Wednesday, March 18, 2009

Blog Post quarter 3 #5

What happens when there are threats about discrimination? People freak out. They would rather change their beliefs than be called a racist. This could be said about the entire college system of America. Colleges gave into protests. Some protests are OK as long as the vast majority agrees. For example, I won't complain about Darfour protests, there is a terrible thing going on. I would for example get annoyed with something like a protest about gay rights. Many people have the opinion that it is wrong, now frankly I couldn't care less. Protesters think that people who oppose it are wrong for their opinions and therefore lose their entitlement to it. When there are two sides to a story, one opinion can't be wrong. But colleges started allowing themselves to give into those protesters demands. Ford writes, "By he 1990's, multiculturalists went the way of so many radicals before them and melted into the institution they once attacked" (Ford 267). They went from, "we want it equal" to "we want it better" to "we must have it better or else its racist." Right now, as a white male, I would have a harder time getting into a good college with the same grades as a minority student, because colleges want to have a vast minority student population. Ford writes about how colleges handed over power slowly, "Rabble-rousers who once provoked administrators to call the sheriff's office now called the shots at the office of student affairs" (Ford 267). Colleges would not normally allow protesters to the front office, but due to protest demands, had to. In a way, it is unfair, in a way, it is playing the race card.

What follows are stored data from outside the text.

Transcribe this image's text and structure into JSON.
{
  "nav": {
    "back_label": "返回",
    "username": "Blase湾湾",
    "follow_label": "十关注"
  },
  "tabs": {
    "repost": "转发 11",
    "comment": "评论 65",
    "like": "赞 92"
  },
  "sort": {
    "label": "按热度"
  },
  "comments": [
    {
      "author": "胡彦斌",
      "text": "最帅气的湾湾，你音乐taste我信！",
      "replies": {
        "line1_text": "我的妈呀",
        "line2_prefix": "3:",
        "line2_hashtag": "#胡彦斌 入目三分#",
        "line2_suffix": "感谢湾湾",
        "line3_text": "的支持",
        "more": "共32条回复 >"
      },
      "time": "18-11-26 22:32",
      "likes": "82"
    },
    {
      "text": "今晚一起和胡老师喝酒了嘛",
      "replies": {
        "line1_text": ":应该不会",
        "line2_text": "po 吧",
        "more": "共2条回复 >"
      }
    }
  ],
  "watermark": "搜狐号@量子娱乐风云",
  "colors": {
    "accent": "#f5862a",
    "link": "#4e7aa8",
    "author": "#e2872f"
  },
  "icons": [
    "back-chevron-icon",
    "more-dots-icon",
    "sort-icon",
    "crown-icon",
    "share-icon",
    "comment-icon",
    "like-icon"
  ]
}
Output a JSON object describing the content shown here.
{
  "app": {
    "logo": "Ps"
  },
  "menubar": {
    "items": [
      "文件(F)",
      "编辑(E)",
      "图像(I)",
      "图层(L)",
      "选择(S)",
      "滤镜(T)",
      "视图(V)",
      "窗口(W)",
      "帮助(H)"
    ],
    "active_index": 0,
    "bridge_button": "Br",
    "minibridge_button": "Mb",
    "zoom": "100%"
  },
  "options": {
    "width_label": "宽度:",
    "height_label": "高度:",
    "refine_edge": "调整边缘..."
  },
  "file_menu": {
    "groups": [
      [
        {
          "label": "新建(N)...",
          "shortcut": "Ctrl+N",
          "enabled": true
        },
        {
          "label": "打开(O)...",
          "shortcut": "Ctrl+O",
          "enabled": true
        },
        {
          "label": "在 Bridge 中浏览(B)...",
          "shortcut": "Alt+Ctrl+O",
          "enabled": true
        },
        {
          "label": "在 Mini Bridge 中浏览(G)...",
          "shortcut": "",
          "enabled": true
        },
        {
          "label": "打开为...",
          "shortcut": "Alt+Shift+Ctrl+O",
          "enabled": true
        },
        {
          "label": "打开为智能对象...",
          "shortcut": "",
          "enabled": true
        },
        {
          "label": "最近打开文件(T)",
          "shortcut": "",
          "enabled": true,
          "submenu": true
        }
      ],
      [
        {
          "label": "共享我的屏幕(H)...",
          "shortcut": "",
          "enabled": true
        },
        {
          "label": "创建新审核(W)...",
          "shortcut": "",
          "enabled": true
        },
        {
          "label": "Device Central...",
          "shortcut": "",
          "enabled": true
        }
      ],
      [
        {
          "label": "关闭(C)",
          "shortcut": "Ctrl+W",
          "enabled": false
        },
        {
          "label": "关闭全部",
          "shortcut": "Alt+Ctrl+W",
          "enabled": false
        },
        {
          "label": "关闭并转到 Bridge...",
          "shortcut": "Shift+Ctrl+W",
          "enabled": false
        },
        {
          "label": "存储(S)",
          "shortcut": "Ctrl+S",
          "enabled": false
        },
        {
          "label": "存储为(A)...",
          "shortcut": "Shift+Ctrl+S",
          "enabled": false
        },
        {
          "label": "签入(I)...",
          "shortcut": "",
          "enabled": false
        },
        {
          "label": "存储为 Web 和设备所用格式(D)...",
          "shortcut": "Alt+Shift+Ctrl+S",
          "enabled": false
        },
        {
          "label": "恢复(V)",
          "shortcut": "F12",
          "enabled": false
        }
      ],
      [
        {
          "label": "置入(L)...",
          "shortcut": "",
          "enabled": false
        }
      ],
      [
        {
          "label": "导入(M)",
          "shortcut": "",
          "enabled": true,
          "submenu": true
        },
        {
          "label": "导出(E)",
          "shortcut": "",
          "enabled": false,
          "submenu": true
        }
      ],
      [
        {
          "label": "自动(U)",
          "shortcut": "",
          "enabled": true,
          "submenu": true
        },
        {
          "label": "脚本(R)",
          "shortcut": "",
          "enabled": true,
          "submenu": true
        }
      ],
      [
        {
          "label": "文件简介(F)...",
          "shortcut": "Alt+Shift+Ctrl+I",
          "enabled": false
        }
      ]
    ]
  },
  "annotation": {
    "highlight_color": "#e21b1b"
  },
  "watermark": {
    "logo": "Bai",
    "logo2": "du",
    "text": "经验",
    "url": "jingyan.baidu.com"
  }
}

Protesters are annoying, there, I said it. They are complainers, nothing is ever good enough. The new dean of students that replaced an older one who allowed a "racist" (but not really) quote to be in the school paper. He attempted to integrate the college, but he didn't succeed. Ford writes, "Rawlings may have thought that minority students and civil rights activists would praise his determinations to exceed the minimal requirements... Instead, the proposal was met with student protests" (Ford 269). He tries to make the situation better, and is only receives complaints about how its not good enough, and Cornell now experiences protests once again. Ford describes, "Cornell couldn't be guilty of race discrimination both for establishing the programs houses and for trying to limit their segregative effects... How did the definition of racism become so malleable that passive acquiescence in the minority self-segregation and well meaning efforts at integration both qualified" (Ford 270). Not everybody wants it completely integrated, and that should be equally accepted as the minorities. Protesters molded racism to be whatever they want it to be so that nothing is ever good enough.